La voce di Clary era attutita dalla maglietta di lui. «Sono venuta a cercarti...»
«Non avresti dovuto...» La sua stretta si allentò all'improvviso e fece un passo indietro, tenendola a distanza. «Mio Dio» disse toccandole il volto. «Sei una pazza! Che cosa sciocca da fare...» La sua voce era arrabbiata, ma il suo sguardo e le sue dita, che le spostarono delicatamente i capelli, erano teneri. Non lo aveva mai visto così: c'era in lui una sorta di fragilità, come se toccandolo si sarebbe potuto rompere. «Ma perché non ti fermi mai a pensare?» sussurrò.
«Ho pensato» disse lei. «Ho pensato a te.»
Jace chiuse gli occhi per un istante. «Se ti fosse successo qualcosa...» Le sue mani percorsero delicatamente il profilo delle braccia di Clary fino ai polsi, come per assicurarsi che fosse davvero lì. «Come hai fatto a trovarmi?»
«Luke» rispose lei con una certa incoerenza. «Sono venuta con Luke.
Per salvarti.»
Jace, senza staccare le mani da lei, spostò lo sguardo da Clary alla finestra, con una piccola smorfia che gli piegava l'angolo della bocca. «Quindi quelli sono... sei venuta con il branco dei lupi?» chiese con uno strano tono di voce.
«È il branco di Luke» rispose lei. «È un licantropo e...»
«Lo so» la interruppe Jace. «Avrei dovuto arrivarci... i ceppi nella sua cantina...» Guardò verso la porta. «Dov'è?»
«Al piano di sotto» disse Clary lentamente. «Ha ucciso Pangborn. Io sono salita a cercarti...»
«Li deve richiamare» disse Jace.
Clary lo guardò senza capire. «Cosa?»
«Luke.
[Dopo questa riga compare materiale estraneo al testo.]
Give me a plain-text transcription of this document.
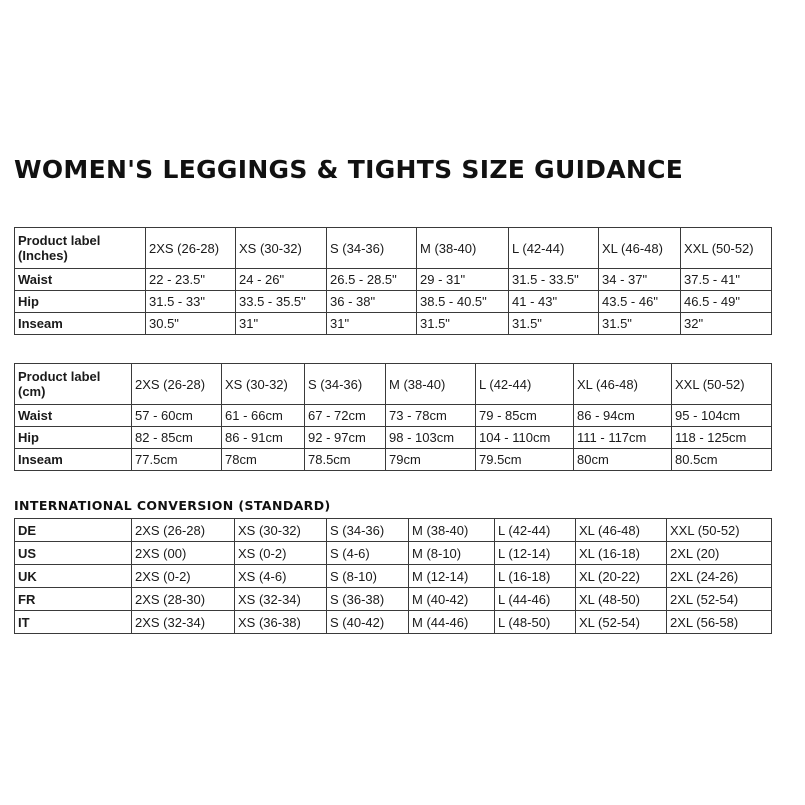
WOMEN'S LEGGINGS & TIGHTS SIZE GUIDANCE
Product label
(Inches)	2XS (26-28)	XS (30-32)	S (34-36)	M (38-40)	L (42-44)	XL (46-48)	XXL (50-52)
Waist	22 - 23.5"	24 - 26"	26.5 - 28.5"	29 - 31"	31.5 - 33.5"	34 - 37"	37.5 - 41"
Hip	31.5 - 33"	33.5 - 35.5"	36 - 38"	38.5 - 40.5"	41 - 43"	43.5 - 46"	46.5 - 49"
Inseam	30.5"	31"	31"	31.5"	31.5"	31.5"	32"
Product label
(cm)	2XS (26-28)	XS (30-32)	S (34-36)	M (38-40)	L (42-44)	XL (46-48)	XXL (50-52)
Waist	57 - 60cm	61 - 66cm	67 - 72cm	73 - 78cm	79 - 85cm	86 - 94cm	95 - 104cm
Hip	82 - 85cm	86 - 91cm	92 - 97cm	98 - 103cm	104 - 110cm	111 - 117cm	118 - 125cm
Inseam	77.5cm	78cm	78.5cm	79cm	79.5cm	80cm	80.5cm
INTERNATIONAL CONVERSION (STANDARD)
DE	2XS (26-28)	XS (30-32)	S (34-36)	M (38-40)	L (42-44)	XL (46-48)	XXL (50-52)
US	2XS (00)	XS (0-2)	S (4-6)	M (8-10)	L (12-14)	XL (16-18)	2XL (20)
UK	2XS (0-2)	XS (4-6)	S (8-10)	M (12-14)	L (16-18)	XL (20-22)	2XL (24-26)
FR	2XS (28-30)	XS (32-34)	S (36-38)	M (40-42)	L (44-46)	XL (48-50)	2XL (52-54)
IT	2XS (32-34)	XS (36-38)	S (40-42)	M (44-46)	L (48-50)	XL (52-54)	2XL (56-58)
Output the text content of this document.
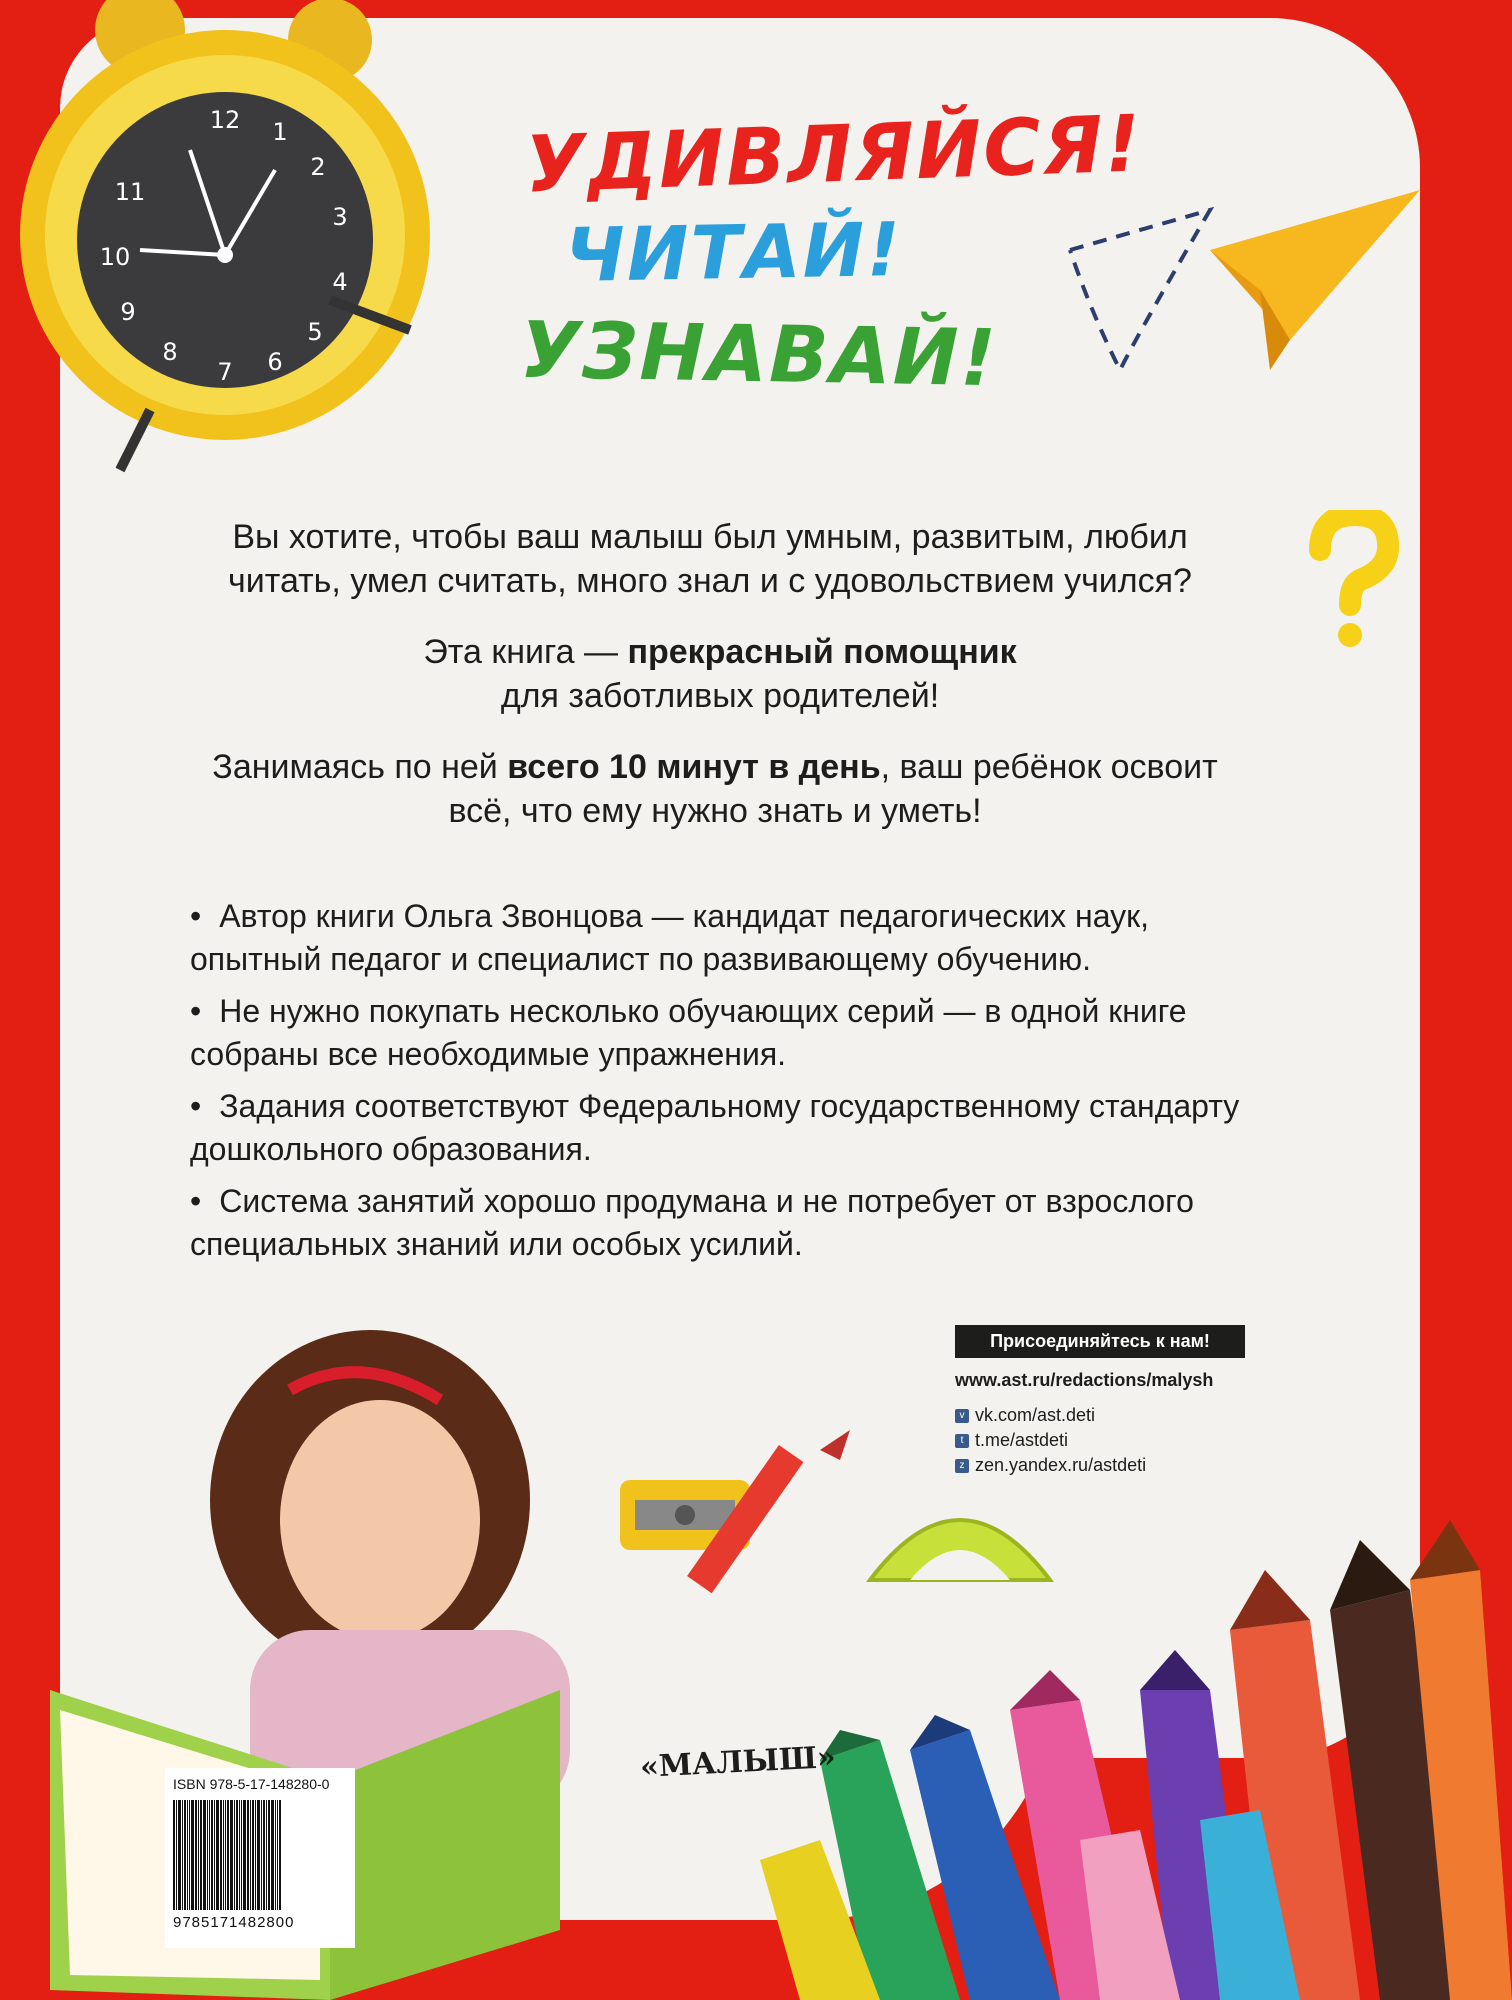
12 1
2
3
4
5
6
7
8
9
10
11	УДИВЛЯЙСЯ!
ЧИТАЙ!
УЗНАВАЙ!
Вы хотите, чтобы ваш малыш был умным, развитым, любил читать, умел считать, много знал и с удовольствием учился?
Эта книга — прекрасный помощник
для заботливых родителей!
Занимаясь по ней всего 10 минут в день, ваш ребёнок освоит всё, что ему нужно знать и уметь!
• Автор книги Ольга Звонцова — кандидат педагогических наук, опытный педагог и специалист по развивающему обучению.
• Не нужно покупать несколько обучающих серий — в одной книге собраны все необходимые упражнения.
• Задания соответствуют Федеральному государственному стандарту дошкольного образования.
• Система занятий хорошо продумана и не потребует от взрослого специальных знаний или особых усилий.
Присоединяйтесь к нам!
www.ast.ru/redactions/malysh
v vk.com/ast.deti
t t.me/astdeti
z zen.yandex.ru/astdeti
«МАЛЫШ»
ISBN 978-5-17-148280-0
9785171482800
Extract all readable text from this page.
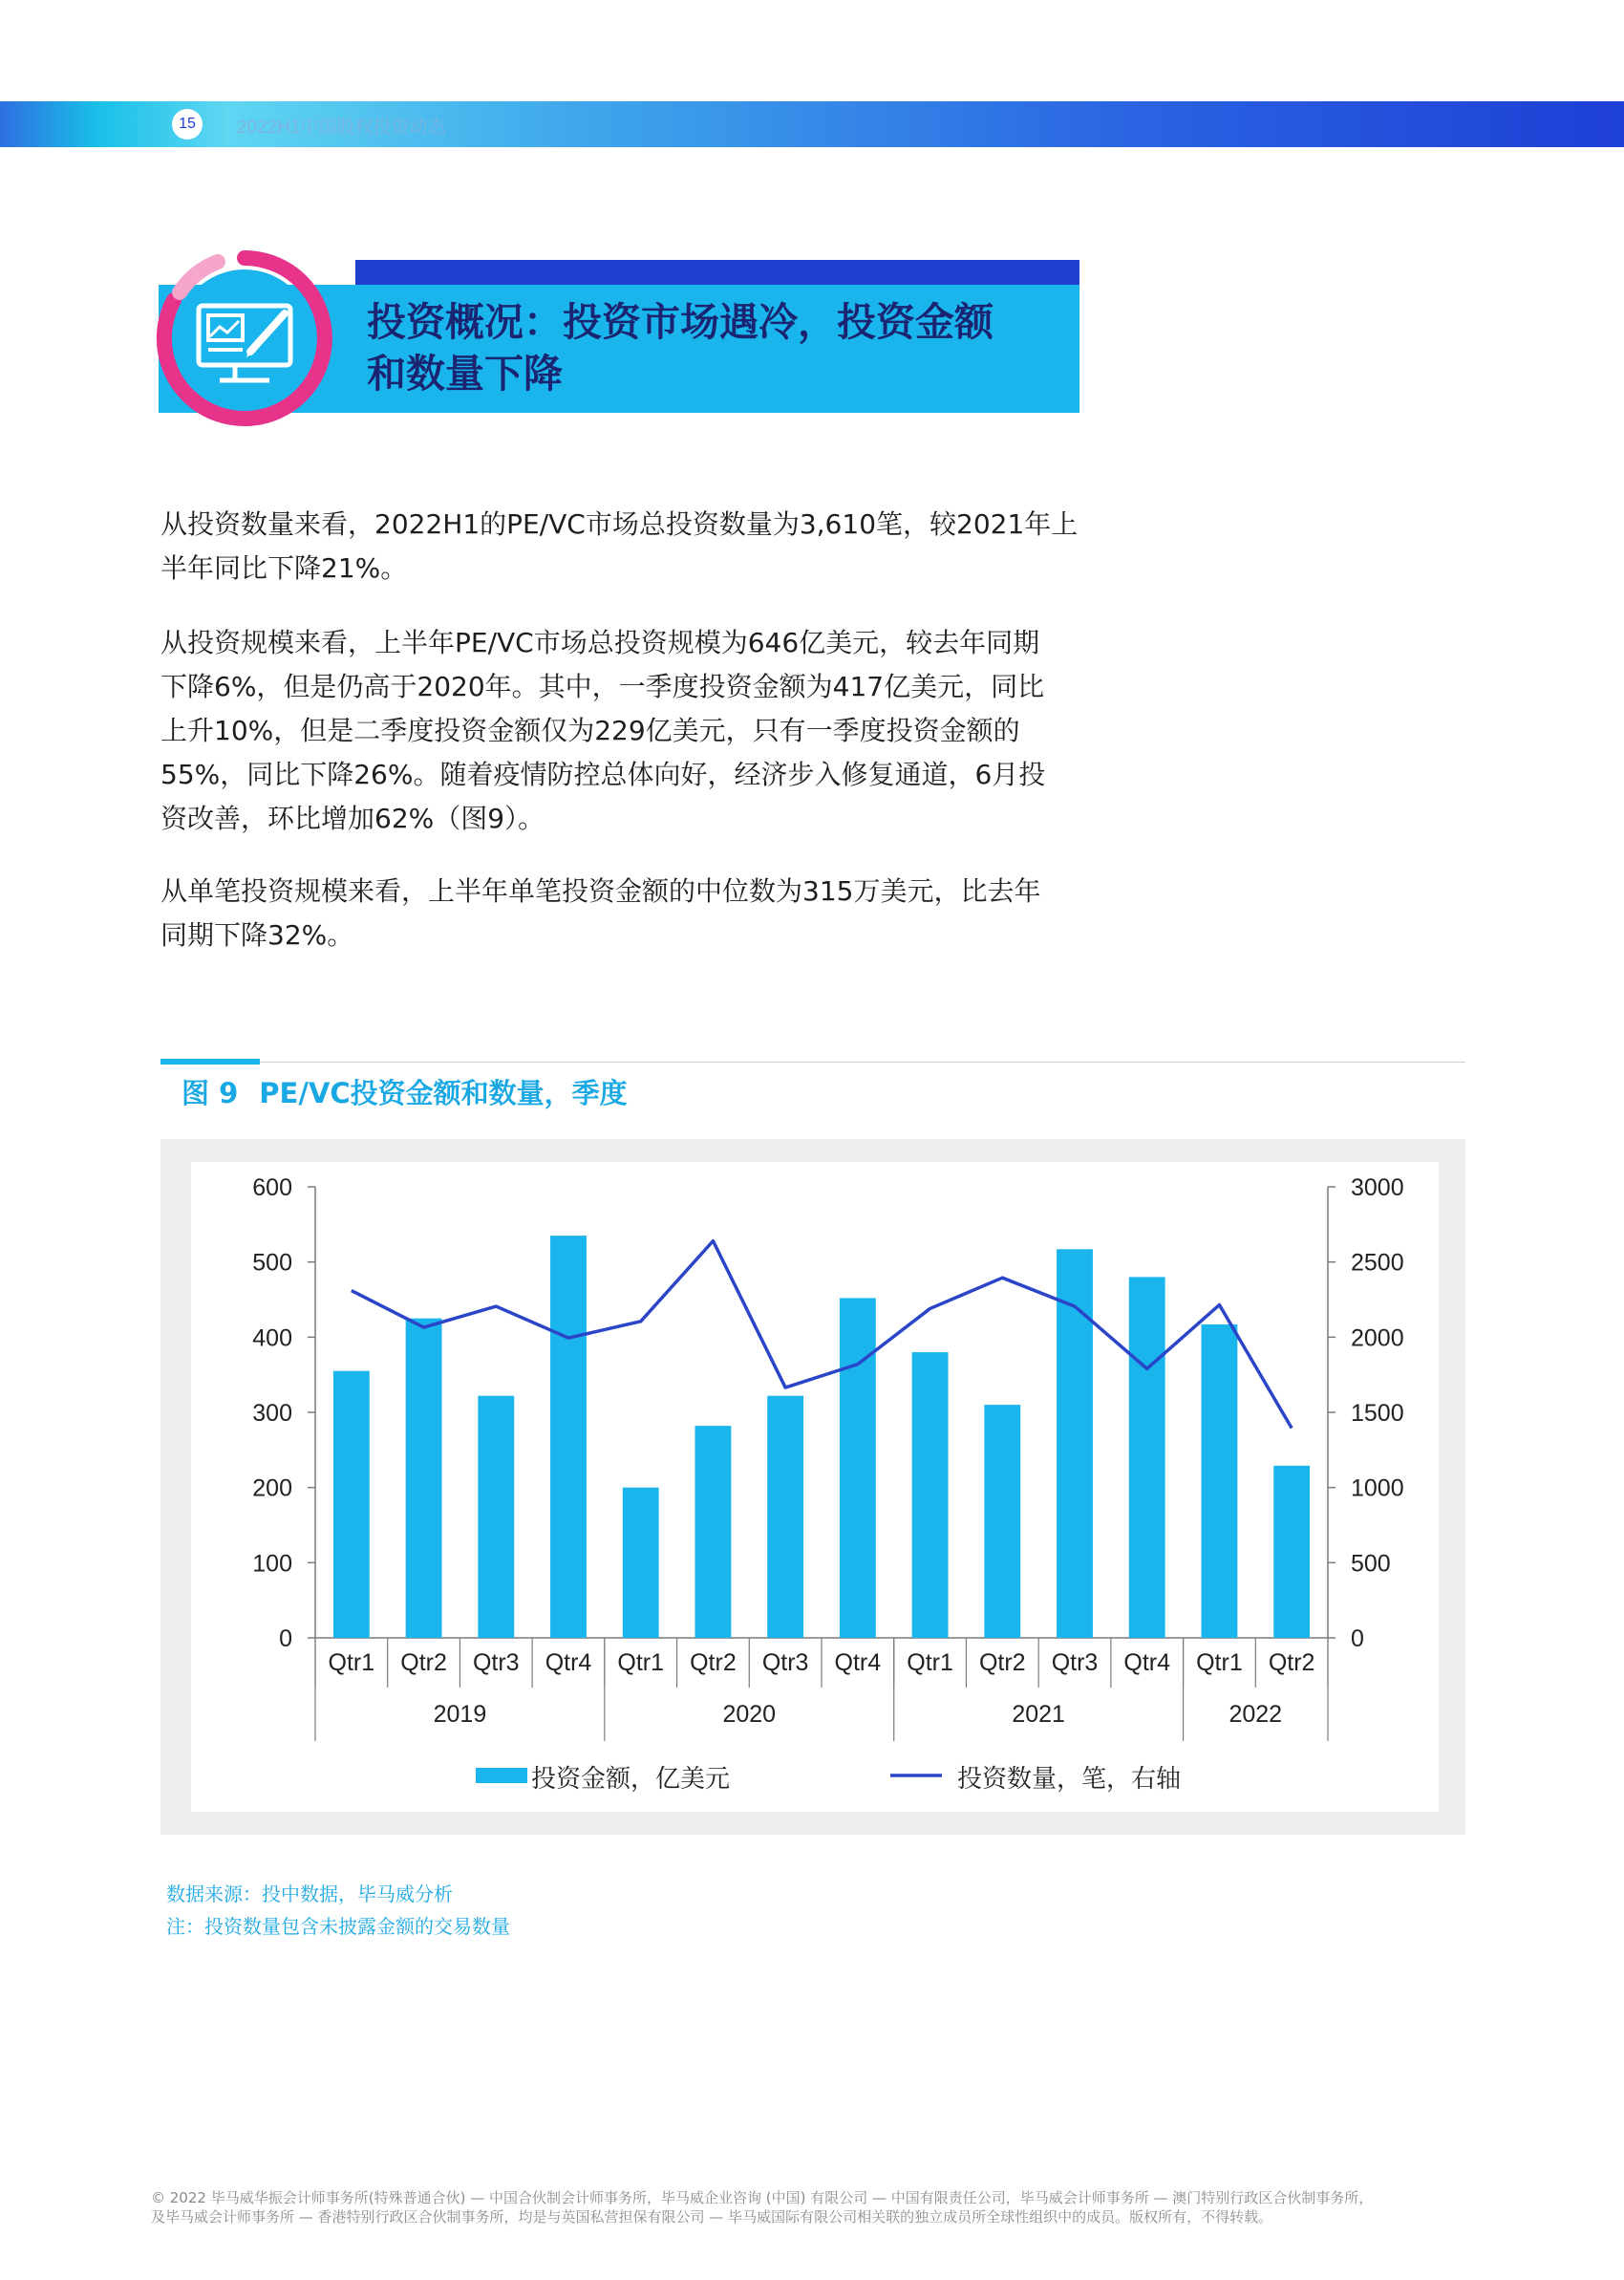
15	2022H1中国股权投资动态
投资概况：投资市场遇冷，投资金额
和数量下降
从投资数量来看，2022H1的PE/VC市场总投资数量为3,610笔，较2021年上
半年同比下降21%。
从投资规模来看，上半年PE/VC市场总投资规模为646亿美元，较去年同期
下降6%，但是仍高于2020年。其中，一季度投资金额为417亿美元，同比
上升10%，但是二季度投资金额仅为229亿美元，只有一季度投资金额的
55%，同比下降26%。随着疫情防控总体向好，经济步入修复通道，6月投
资改善，环比增加62%（图9）。
从单笔投资规模来看，上半年单笔投资金额的中位数为315万美元，比去年
同期下降32%。
图 9 PE/VC投资金额和数量，季度
0
100
200
300
400
500
600
0
500
1000
1500
2000
2500
3000
Qtr1 Qtr2 Qtr3 Qtr4 Qtr1 Qtr2 Qtr3 Qtr4 Qtr1 Qtr2 Qtr3 Qtr4 Qtr1 Qtr2
2019	2020	2021	2022
投资金额，亿美元	投资数量，笔，右轴
数据来源：投中数据，毕马威分析
注：投资数量包含未披露金额的交易数量
© 2022 毕马威华振会计师事务所(特殊普通合伙) — 中国合伙制会计师事务所，毕马威企业咨询 (中国) 有限公司 — 中国有限责任公司，毕马威会计师事务所 — 澳门特别行政区合伙制事务所，
及毕马威会计师事务所 — 香港特别行政区合伙制事务所，均是与英国私营担保有限公司 — 毕马威国际有限公司相关联的独立成员所全球性组织中的成员。版权所有，不得转载。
Deve richiamare il suo branco C'è stato un malinteso.»
«Cioè? Ti sei rapito da solo?» Avrebbe voluto suonare scherzosa, ma la sua voce era troppo incerta. «Dai, Jace.»
Lo tirò per un polso, ma lui resistette. La stava guardando con un'espressione attenta e Clary notò sbalordita una cosa che prima, in preda all'ondata iniziale di sollievo, non aveva notato.
L'ultima volta che l'aveva visto era stato ferito e picchiato, i suoi abiti erano sporchi di sangue e polvere, i suoi capelli luridi di sangue di demoni e terra. Ora portava una camicia bianca larga e dei pantaloni scuri, i capelli spazzolati gli ricadevano attorno al viso, dorati e leggeri. Jace si spostò qualche ciocca dagli occhi con una mano affusolata e Clary vide che aveva di nuovo al dito il suo grosso anello d'argento.
«Sono tuoi quei vestiti?» chiese un po' confusa. «E poi... sei tutto bendato...» La sua voce si fece più debole. «Sembra che Valentine si sia preso molta cura di te.»
Lui le sorrise con cauto affetto. «Se ti dicessi la verità, diresti che sono pazzo.»
Lei sentì il cuore che le batteva rapidissimo nel petto, come il frullo delle ali di un colibrì. «No, non lo farei.»
«È stato mio padre a darmi questi vestiti» disse lui.
Il frullo divenne un rapido martellare. «Jace» gli disse. «Tuo padre è morto.»
«No.» Il ragazzo scosse il capo. Clary ebbe la sensazione che stesse trattenendo una grande ondata di emozioni: orrore o gioia o entrambe le cose insieme. «Lo credevo, ma non è così. È stato tutto un errore...»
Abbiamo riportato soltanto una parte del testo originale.